Exploring the use of pre-trained ASR models for automatic assessment of children’s oral reading
Abstract
Dutch children’s reading skills have been declining consistently for many years. Oral reading fluency, a combination of decoding skills and word recognition skills, is a fundamental pre-requisite for one’s reading competence. Children’s oral reading fluency is often tested through oral word reading tasks, which are time-consuming to carry out as teachers have to administer the tests in a one-on-one setting, in which they have to indicate the word reading correctness on-the-fly. One possible way of alleviating this workload is to use automatic speech recognition (ASR) to aid in the assessment process. A key concern is that many ASR models struggle with children’s speech.
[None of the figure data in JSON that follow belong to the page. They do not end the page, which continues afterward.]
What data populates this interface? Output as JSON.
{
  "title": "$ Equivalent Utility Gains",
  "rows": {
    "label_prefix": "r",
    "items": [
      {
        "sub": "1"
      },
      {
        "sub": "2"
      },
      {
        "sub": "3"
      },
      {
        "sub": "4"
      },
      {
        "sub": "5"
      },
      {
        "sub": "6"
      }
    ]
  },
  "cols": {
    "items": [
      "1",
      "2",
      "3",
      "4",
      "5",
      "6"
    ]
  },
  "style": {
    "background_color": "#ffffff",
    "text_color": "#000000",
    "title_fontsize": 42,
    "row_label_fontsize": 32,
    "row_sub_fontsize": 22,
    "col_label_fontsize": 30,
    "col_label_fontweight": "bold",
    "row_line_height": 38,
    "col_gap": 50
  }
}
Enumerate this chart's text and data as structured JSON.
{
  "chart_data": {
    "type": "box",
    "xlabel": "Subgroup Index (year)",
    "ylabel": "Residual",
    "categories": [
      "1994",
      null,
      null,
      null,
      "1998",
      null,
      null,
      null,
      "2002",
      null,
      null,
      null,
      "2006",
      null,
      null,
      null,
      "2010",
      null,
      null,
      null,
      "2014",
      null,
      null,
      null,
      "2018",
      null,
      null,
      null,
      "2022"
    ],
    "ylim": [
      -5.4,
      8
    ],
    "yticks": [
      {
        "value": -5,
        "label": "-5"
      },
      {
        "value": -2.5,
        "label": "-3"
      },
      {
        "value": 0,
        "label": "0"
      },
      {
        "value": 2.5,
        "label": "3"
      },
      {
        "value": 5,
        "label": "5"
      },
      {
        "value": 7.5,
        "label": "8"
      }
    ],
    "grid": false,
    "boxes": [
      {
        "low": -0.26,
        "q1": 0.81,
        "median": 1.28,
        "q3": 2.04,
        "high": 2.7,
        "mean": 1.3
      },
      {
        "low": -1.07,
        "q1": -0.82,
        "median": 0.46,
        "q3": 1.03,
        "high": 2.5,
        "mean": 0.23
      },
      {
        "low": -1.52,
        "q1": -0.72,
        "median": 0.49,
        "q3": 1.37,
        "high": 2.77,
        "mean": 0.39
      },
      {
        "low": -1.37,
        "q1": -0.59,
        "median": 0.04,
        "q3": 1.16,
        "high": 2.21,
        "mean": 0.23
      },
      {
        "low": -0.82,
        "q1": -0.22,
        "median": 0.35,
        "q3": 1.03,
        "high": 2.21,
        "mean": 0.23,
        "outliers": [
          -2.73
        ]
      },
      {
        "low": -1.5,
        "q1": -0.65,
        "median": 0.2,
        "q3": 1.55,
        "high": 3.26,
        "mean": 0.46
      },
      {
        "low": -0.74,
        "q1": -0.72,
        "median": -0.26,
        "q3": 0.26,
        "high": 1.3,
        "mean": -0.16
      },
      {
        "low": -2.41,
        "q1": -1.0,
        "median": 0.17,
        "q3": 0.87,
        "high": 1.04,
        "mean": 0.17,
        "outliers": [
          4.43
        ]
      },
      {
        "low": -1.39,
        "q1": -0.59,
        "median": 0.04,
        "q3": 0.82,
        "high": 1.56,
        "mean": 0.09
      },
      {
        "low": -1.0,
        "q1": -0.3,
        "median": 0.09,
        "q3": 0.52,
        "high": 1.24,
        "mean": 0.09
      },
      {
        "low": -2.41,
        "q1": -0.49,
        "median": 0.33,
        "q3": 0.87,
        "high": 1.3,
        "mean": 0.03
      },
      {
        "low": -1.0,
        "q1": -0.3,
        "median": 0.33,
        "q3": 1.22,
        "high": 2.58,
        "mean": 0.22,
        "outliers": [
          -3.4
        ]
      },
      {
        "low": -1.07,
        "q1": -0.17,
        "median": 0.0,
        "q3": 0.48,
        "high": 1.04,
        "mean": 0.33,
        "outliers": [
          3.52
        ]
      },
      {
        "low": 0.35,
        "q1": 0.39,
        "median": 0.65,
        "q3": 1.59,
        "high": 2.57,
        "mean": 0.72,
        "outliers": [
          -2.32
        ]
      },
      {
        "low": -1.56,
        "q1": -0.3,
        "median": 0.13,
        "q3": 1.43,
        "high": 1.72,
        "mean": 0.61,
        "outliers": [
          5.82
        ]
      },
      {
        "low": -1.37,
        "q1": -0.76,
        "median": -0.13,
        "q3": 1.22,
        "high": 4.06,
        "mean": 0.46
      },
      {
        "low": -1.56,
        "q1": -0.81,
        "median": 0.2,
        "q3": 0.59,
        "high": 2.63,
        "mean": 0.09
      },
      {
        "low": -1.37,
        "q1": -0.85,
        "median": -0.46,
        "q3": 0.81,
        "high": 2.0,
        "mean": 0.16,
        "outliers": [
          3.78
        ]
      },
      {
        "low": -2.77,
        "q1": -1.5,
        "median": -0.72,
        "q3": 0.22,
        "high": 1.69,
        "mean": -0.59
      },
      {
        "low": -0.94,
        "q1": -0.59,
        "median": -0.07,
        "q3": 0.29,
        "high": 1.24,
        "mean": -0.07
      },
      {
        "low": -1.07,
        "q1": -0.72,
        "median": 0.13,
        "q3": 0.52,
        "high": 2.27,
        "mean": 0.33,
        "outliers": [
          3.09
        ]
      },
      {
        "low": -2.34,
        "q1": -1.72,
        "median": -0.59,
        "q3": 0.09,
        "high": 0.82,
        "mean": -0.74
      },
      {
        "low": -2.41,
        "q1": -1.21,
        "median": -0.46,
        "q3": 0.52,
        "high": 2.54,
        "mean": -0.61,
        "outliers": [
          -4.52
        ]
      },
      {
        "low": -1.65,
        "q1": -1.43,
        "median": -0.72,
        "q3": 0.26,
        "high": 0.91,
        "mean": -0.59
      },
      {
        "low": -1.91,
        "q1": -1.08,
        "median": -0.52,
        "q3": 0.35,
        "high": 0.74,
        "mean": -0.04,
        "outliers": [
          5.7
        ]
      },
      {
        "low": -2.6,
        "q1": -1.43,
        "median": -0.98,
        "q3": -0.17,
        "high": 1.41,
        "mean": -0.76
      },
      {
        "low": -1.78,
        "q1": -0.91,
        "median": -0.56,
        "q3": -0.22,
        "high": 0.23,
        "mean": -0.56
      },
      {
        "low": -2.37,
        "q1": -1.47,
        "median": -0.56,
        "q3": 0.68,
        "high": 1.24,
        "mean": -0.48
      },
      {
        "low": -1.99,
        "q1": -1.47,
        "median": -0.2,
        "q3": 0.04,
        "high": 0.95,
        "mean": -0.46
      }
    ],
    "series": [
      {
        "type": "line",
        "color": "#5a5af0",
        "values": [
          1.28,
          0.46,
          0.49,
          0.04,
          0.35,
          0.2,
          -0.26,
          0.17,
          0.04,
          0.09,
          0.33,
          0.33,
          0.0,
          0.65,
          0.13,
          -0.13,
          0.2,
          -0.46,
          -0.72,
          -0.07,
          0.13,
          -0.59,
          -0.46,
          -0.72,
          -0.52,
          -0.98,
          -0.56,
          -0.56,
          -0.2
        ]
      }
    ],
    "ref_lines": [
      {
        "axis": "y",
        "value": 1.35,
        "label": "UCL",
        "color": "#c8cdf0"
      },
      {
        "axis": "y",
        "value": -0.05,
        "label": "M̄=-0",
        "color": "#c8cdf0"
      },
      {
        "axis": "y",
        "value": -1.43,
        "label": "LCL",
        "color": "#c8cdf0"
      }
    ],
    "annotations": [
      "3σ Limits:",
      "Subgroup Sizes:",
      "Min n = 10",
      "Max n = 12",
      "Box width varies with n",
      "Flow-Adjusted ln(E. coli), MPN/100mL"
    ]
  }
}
We explored the performance of two pre-trained ASR models: Wav2Vec2.0-CGN and Faster-Whisper-v2. We had them carry out correctness judgement on an oral word reading task, using data from the Children’s Oral Reading Corpus (CHOREC). This corpus contains oral reading data of word lists from native Dutch-speaking primary school children aged 6-12 from Flanders. We compared the results of the ASR models to those of assessors in CHOREC by using the agreement metrics specificity, recall, accuracy, F1-score, and MCC as agreement metrics. We then used two different methods to improve the baseline results, by post-correcting ASR model correctness judgements using manually defined error categories. We found that allowing a deviation from the prompt by one error category obtained the best results for the overall metrics. Faster-Whisper-v2 (accuracy = .89; F1-score = .58; MCC = .54) outperformed Wav2Vec2.0 (accuracy = .70; F1-score = .39; MCC = .38). The MCC values show that both ASR models had mild agreement with assessors. We expected the accuracy levels for both models to be lower than the lowest assessor inter-rater accuracy level (.86), but Faster-Whisper-v2 performed better than expected (.89). However, one should be careful in interpreting this result, since the high accuracy scores are partially due to the imbalanced dataset. We conclude that the performance of standard pre-trained ASR models is promising, but given the current quality of the procedure caution should be exercised in its use. Future research could aim to improve the performance of the whole procedure by e.g. using methods like fine-tuning and validation, and through collaborative research with teachers.